Simulation results show that the proposed model significantly enhances both economic performance and risk control. Compared with the benchmark without CVaR and arbitrage design, the expected revenue increases by CNY 340.67, the CVaR improves by CNY 420.74, and the minimum scenario revenue rises by CNY 563.95. When the initial SOC is optimized to 0.1, the expected revenue is CNY 189.08 and CNY 310.66 higher than those with SOC values of 0.5 and 0.9, respectively. Under different confidence levels, raising the level from 0.8 to 0.95 leads to a CVaR increase of CNY 739.96 and a minimum revenue gain of CNY 1599.73, at the cost of CNY 681.42 in expected revenue, reflecting a clear trade-off between risk and return. In addition, increasing the number of clusters from 5 to 10 improves both CVaR and expected revenue, while further increasing to 15 results in only a slight revenue gain (CNY 145.89) but a decline in CVaR by CNY 132.49, indicating diminishing returns and potential overfitting.

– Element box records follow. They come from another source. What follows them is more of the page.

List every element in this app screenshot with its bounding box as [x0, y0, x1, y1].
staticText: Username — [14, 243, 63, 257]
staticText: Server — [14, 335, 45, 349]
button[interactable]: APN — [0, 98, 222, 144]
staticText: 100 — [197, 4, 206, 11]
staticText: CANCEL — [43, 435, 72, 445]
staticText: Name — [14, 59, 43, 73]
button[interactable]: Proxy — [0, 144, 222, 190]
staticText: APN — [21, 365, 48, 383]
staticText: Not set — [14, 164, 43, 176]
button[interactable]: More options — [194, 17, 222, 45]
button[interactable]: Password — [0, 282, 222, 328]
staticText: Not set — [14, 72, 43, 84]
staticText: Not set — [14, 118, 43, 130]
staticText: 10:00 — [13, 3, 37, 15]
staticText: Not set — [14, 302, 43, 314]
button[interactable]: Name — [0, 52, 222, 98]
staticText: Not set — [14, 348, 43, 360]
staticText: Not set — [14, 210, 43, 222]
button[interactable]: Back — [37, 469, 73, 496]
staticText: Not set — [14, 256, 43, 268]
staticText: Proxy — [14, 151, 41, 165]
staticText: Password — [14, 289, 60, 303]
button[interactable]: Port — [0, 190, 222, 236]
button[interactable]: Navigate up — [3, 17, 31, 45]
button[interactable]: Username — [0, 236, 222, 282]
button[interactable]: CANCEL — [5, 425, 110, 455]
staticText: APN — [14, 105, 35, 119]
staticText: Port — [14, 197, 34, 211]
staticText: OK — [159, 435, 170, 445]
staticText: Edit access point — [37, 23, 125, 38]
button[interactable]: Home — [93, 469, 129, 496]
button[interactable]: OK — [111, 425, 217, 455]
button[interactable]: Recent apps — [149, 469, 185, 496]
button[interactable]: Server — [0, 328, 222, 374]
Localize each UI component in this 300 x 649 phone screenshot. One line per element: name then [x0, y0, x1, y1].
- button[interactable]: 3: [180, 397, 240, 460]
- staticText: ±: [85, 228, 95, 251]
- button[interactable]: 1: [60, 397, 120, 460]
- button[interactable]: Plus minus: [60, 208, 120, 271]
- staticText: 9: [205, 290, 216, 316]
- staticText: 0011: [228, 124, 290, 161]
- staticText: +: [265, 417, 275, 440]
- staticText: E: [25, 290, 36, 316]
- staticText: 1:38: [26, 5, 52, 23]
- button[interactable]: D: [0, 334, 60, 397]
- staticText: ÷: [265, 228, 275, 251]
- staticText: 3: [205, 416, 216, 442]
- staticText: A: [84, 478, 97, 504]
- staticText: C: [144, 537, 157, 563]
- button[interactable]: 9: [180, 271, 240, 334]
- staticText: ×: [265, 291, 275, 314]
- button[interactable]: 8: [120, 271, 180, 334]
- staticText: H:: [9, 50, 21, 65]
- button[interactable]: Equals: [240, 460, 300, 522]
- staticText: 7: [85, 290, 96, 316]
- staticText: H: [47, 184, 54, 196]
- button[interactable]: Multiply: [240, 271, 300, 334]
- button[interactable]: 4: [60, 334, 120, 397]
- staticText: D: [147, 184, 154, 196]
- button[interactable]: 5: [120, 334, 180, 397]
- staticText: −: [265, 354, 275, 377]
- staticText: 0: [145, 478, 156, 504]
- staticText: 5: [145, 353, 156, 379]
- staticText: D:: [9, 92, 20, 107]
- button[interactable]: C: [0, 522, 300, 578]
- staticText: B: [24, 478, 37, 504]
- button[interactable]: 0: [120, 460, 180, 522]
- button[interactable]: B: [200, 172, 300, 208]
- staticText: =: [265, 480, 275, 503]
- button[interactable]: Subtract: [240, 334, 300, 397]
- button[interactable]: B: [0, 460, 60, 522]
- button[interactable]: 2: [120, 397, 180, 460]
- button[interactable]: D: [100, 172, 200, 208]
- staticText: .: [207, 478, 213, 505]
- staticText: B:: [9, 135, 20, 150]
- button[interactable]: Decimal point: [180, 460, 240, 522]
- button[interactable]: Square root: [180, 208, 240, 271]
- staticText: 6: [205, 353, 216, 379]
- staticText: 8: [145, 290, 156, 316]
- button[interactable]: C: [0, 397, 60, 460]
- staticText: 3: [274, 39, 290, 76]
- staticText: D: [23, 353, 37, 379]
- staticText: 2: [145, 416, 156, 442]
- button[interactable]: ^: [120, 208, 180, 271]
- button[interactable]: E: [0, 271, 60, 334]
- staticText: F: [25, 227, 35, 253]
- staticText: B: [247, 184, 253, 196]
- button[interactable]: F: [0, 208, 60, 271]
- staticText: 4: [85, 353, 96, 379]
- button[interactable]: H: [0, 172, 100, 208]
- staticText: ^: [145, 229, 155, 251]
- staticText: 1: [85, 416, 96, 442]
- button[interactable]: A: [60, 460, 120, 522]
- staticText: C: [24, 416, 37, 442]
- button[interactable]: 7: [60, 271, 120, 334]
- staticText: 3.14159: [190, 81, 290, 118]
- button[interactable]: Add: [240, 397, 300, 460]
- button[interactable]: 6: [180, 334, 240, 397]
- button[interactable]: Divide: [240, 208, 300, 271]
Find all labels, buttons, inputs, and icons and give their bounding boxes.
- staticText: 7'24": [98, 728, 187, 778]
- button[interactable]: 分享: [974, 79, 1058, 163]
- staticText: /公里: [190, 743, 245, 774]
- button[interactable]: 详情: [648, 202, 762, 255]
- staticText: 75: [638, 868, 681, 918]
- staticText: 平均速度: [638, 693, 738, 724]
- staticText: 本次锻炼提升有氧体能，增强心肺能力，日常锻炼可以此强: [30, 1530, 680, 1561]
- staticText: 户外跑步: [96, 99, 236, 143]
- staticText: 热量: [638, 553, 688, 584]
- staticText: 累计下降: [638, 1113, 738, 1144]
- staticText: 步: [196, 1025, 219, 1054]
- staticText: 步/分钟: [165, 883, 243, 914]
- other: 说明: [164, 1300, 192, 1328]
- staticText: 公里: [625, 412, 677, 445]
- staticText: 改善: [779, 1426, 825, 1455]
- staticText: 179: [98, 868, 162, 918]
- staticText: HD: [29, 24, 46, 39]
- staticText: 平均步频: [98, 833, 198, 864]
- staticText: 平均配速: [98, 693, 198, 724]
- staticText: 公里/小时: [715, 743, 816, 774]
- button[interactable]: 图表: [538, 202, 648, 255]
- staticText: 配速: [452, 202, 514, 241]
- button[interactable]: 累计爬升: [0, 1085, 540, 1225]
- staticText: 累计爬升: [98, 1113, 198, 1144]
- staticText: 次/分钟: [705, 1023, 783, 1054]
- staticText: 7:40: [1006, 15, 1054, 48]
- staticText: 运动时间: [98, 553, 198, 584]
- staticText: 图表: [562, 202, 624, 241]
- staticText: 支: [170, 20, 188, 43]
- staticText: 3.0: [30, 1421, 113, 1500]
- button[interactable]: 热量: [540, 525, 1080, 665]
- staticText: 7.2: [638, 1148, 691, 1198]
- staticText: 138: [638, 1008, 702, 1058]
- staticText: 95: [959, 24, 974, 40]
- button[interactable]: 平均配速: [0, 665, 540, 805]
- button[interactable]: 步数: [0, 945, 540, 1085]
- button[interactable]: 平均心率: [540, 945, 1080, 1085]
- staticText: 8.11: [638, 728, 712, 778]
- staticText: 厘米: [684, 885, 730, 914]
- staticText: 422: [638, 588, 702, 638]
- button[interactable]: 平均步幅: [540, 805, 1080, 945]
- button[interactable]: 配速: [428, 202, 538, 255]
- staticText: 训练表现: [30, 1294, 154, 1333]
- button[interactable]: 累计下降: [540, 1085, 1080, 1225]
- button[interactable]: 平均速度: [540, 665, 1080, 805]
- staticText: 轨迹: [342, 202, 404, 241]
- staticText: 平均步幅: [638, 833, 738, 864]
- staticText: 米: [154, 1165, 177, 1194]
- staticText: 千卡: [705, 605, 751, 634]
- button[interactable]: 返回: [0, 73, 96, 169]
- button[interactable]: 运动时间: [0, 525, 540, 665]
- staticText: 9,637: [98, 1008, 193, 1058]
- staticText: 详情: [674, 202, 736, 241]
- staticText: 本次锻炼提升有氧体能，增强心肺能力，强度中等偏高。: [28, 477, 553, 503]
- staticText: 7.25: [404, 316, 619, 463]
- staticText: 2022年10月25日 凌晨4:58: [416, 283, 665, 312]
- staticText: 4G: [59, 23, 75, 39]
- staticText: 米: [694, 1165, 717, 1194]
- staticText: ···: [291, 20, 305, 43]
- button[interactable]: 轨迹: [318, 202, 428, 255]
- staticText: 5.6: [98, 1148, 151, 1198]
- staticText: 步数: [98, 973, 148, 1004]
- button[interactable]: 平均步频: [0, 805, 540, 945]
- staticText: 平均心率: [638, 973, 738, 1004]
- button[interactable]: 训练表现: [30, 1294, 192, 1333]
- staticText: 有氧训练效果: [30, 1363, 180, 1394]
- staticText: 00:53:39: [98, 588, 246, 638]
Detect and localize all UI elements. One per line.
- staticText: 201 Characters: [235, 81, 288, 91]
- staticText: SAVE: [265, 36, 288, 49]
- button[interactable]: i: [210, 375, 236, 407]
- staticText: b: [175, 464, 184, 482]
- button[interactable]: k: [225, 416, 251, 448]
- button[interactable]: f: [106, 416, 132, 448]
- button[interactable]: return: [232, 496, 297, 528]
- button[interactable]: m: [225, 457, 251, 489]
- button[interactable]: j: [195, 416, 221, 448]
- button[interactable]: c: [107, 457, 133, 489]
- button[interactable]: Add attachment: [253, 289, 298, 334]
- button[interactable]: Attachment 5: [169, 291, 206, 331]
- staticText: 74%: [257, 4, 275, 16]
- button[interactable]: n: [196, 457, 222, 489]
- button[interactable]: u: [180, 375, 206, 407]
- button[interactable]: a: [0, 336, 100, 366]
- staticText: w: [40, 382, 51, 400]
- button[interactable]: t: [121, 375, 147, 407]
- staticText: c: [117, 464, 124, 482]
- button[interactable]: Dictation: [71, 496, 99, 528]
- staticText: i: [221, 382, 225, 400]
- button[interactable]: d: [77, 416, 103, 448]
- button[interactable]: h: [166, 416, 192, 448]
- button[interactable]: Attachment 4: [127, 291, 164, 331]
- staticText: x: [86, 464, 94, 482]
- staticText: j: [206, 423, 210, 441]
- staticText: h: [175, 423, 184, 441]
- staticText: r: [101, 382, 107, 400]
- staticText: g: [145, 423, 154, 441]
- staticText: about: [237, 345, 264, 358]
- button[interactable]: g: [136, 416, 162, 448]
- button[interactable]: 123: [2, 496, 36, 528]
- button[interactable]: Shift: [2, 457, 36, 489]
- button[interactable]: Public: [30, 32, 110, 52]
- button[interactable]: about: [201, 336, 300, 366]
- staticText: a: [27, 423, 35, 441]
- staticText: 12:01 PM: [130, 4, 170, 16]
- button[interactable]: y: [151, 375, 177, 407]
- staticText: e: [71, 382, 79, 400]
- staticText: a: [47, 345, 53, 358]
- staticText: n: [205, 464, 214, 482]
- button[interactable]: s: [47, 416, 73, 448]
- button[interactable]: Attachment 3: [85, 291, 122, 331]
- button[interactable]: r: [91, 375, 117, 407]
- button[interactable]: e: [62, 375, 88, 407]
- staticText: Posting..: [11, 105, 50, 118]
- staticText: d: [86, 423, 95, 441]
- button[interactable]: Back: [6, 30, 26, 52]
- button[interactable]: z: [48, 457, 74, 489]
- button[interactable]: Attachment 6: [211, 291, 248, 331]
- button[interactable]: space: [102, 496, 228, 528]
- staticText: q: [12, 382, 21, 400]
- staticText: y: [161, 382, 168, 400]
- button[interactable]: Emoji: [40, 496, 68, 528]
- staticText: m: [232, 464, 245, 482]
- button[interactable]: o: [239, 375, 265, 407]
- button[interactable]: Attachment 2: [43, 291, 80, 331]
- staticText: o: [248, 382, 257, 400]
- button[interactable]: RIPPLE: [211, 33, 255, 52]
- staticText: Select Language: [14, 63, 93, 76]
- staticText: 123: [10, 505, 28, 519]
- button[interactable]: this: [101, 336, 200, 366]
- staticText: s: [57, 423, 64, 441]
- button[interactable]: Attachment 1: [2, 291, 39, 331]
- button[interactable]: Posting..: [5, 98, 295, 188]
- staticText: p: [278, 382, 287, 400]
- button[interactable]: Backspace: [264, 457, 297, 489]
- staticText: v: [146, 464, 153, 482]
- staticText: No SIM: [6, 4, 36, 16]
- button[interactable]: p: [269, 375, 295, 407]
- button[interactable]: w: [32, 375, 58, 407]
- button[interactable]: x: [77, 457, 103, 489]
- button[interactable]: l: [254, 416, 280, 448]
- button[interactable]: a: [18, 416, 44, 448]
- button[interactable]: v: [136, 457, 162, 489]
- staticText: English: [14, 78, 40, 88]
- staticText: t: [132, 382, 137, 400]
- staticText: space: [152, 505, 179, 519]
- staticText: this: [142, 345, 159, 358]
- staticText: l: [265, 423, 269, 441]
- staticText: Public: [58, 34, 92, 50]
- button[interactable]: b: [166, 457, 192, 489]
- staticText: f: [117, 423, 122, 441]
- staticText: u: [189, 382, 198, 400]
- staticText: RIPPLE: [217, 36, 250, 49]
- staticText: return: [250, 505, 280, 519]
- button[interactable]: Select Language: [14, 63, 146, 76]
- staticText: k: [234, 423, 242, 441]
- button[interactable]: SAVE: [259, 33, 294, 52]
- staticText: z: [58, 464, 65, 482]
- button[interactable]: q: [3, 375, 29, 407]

Although the proposed model improves the economic efficiency and robustness of the wind/storage system, it primarily focuses on day-ahead scheduling and does not fully capture the dynamic response capabilities required during real-time operation. This limitation may affect its adaptability under highly volatile conditions. Future work will aim to incorporate real-time dispatch mechanisms to enhance the responsiveness and practical applicability of the proposed approach.